The early-stage talks are taking place primarily with French and other European publishers, and may not lead to any agreements, a person familiar with the matter said. A deal would apply only to news products like the Google News vertical, they added, not general web content queries.
Google sparked an outcry in France last fall after it said it would show stripped-down French news search results that wouldn't include article previews or snippets following a new copyright law.
It led French publishers and officials, who had hoped to win compensation from platforms as part of the new law, to accuse the search giant of strong-arming them. French antitrust regulators at the time said they would investigate Google over its implementation of the rules.
News executives have been calling on Facebook Inc. and Google to pay for the rights to host their articles. They argue that their journalism is what's drawing users to those platforms, while the two tech giants are capturing most of the online ad dollars.

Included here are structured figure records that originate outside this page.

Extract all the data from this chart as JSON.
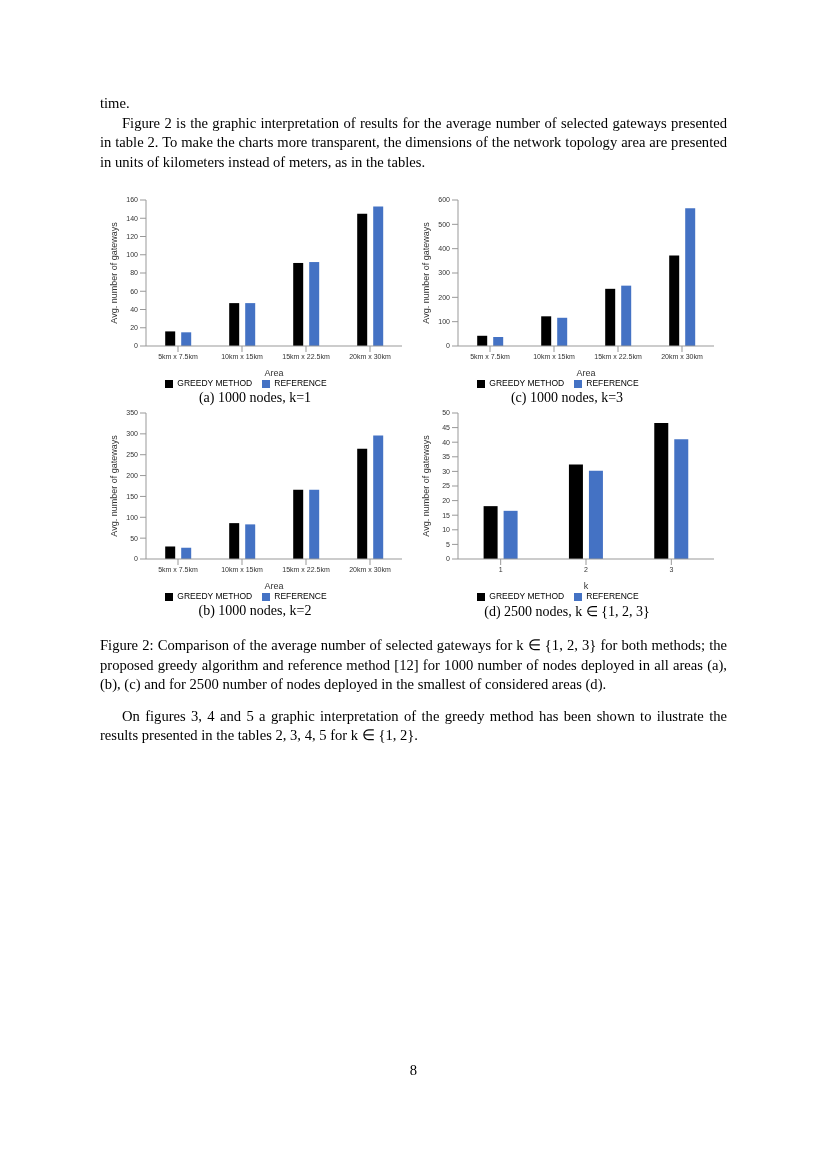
{
  "chart_data": [
    {
      "type": "other",
      "annotations": [
        "time.",
        "Figure 2 is the graphic interpretation of results for the average number of selected gateways presented in table 2.  To make the charts more transparent, the dimensions of the network topology area are presented in units of kilometers instead of meters, as in the tables."
      ]
    },
    {
      "type": "bar",
      "title": "(a) 1000 nodes, k=1",
      "xlabel": "Area",
      "ylabel": "Avg. number of gateways",
      "categories": [
        "5km x 7.5km",
        "10km x 15km",
        "15km x 22.5km",
        "20km x 30km"
      ],
      "series": [
        {
          "name": "GREEDY METHOD",
          "color": "#000000",
          "values": [
            16,
            47,
            91,
            145
          ]
        },
        {
          "name": "REFERENCE",
          "color": "#4472c4",
          "values": [
            15,
            47,
            92,
            153
          ]
        }
      ],
      "ylim": [
        0,
        160
      ],
      "yticks": [
        0,
        20,
        40,
        60,
        80,
        100,
        120,
        140,
        160
      ],
      "legend": "bottom"
    },
    {
      "type": "bar",
      "title": "(c) 1000 nodes, k=3",
      "xlabel": "Area",
      "ylabel": "Avg. number of gateways",
      "categories": [
        "5km x 7.5km",
        "10km x 15km",
        "15km x 22.5km",
        "20km x 30km"
      ],
      "series": [
        {
          "name": "GREEDY METHOD",
          "color": "#000000",
          "values": [
            42,
            122,
            235,
            372
          ]
        },
        {
          "name": "REFERENCE",
          "color": "#4472c4",
          "values": [
            37,
            116,
            248,
            566
          ]
        }
      ],
      "ylim": [
        0,
        600
      ],
      "yticks": [
        0,
        100,
        200,
        300,
        400,
        500,
        600
      ],
      "legend": "bottom"
    },
    {
      "type": "bar",
      "title": "(b) 1000 nodes, k=2",
      "xlabel": "Area",
      "ylabel": "Avg. number of gateways",
      "categories": [
        "5km x 7.5km",
        "10km x 15km",
        "15km x 22.5km",
        "20km x 30km"
      ],
      "series": [
        {
          "name": "GREEDY METHOD",
          "color": "#000000",
          "values": [
            30,
            86,
            166,
            264
          ]
        },
        {
          "name": "REFERENCE",
          "color": "#4472c4",
          "values": [
            27,
            83,
            166,
            296
          ]
        }
      ],
      "ylim": [
        0,
        350
      ],
      "yticks": [
        0,
        50,
        100,
        150,
        200,
        250,
        300,
        350
      ],
      "legend": "bottom"
    },
    {
      "type": "bar",
      "title": "(d) 2500 nodes, k ∈ {1, 2, 3}",
      "xlabel": "k",
      "ylabel": "Avg. number of gateways",
      "categories": [
        "1",
        "2",
        "3"
      ],
      "series": [
        {
          "name": "GREEDY METHOD",
          "color": "#000000",
          "values": [
            18.1,
            32.4,
            46.6
          ]
        },
        {
          "name": "REFERENCE",
          "color": "#4472c4",
          "values": [
            16.5,
            30.2,
            41
          ]
        }
      ],
      "ylim": [
        0,
        50
      ],
      "yticks": [
        0,
        5,
        10,
        15,
        20,
        25,
        30,
        35,
        40,
        45,
        50
      ],
      "legend": "bottom"
    },
    {
      "type": "other",
      "annotations": [
        "Figure 2: Comparison of the average number of selected gateways for k ∈ {1, 2, 3} for both methods; the proposed greedy algorithm and reference method [12] for 1000 number of nodes deployed in all areas (a), (b), (c) and for 2500 number of nodes deployed in the smallest of considered areas (d).",
        "On figures 3, 4 and 5 a graphic interpretation of the greedy method has been shown to ilustrate the results presented in the tables 2, 3, 4, 5 for k ∈ {1, 2}."
      ]
    },
    {
      "type": "other",
      "annotations": [
        "8"
      ]
    }
  ]
}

Richard Gingras, Google's vice president of news, said helping people find quality journalism is "important to informed democracy and helps support a sustainable news industry."
"We're talking with partners and looking at more ways to expand our ongoing work with publishers," he added.
In Europe, Google's rocky relationships with publishers have led to legal action, long European Union antitrust investigations and an EU copyright directive that allows news outlets to seek payment from internet sites that display their articles. France was the first country to implement the new rules.
In October, Facebook introduced a separate news section in its flagship app and agreed to pay some publishers $1 million to $3 million a year to put their articles in it.
In an earnings call last week, News Corp. Chief Executive Officer Robert Thomson mentioned Google by name, saying there are "positive signs" the search company's CEO Sundar Pichai "has a thoughtful appreciation for the profound social influence of high quality journalism."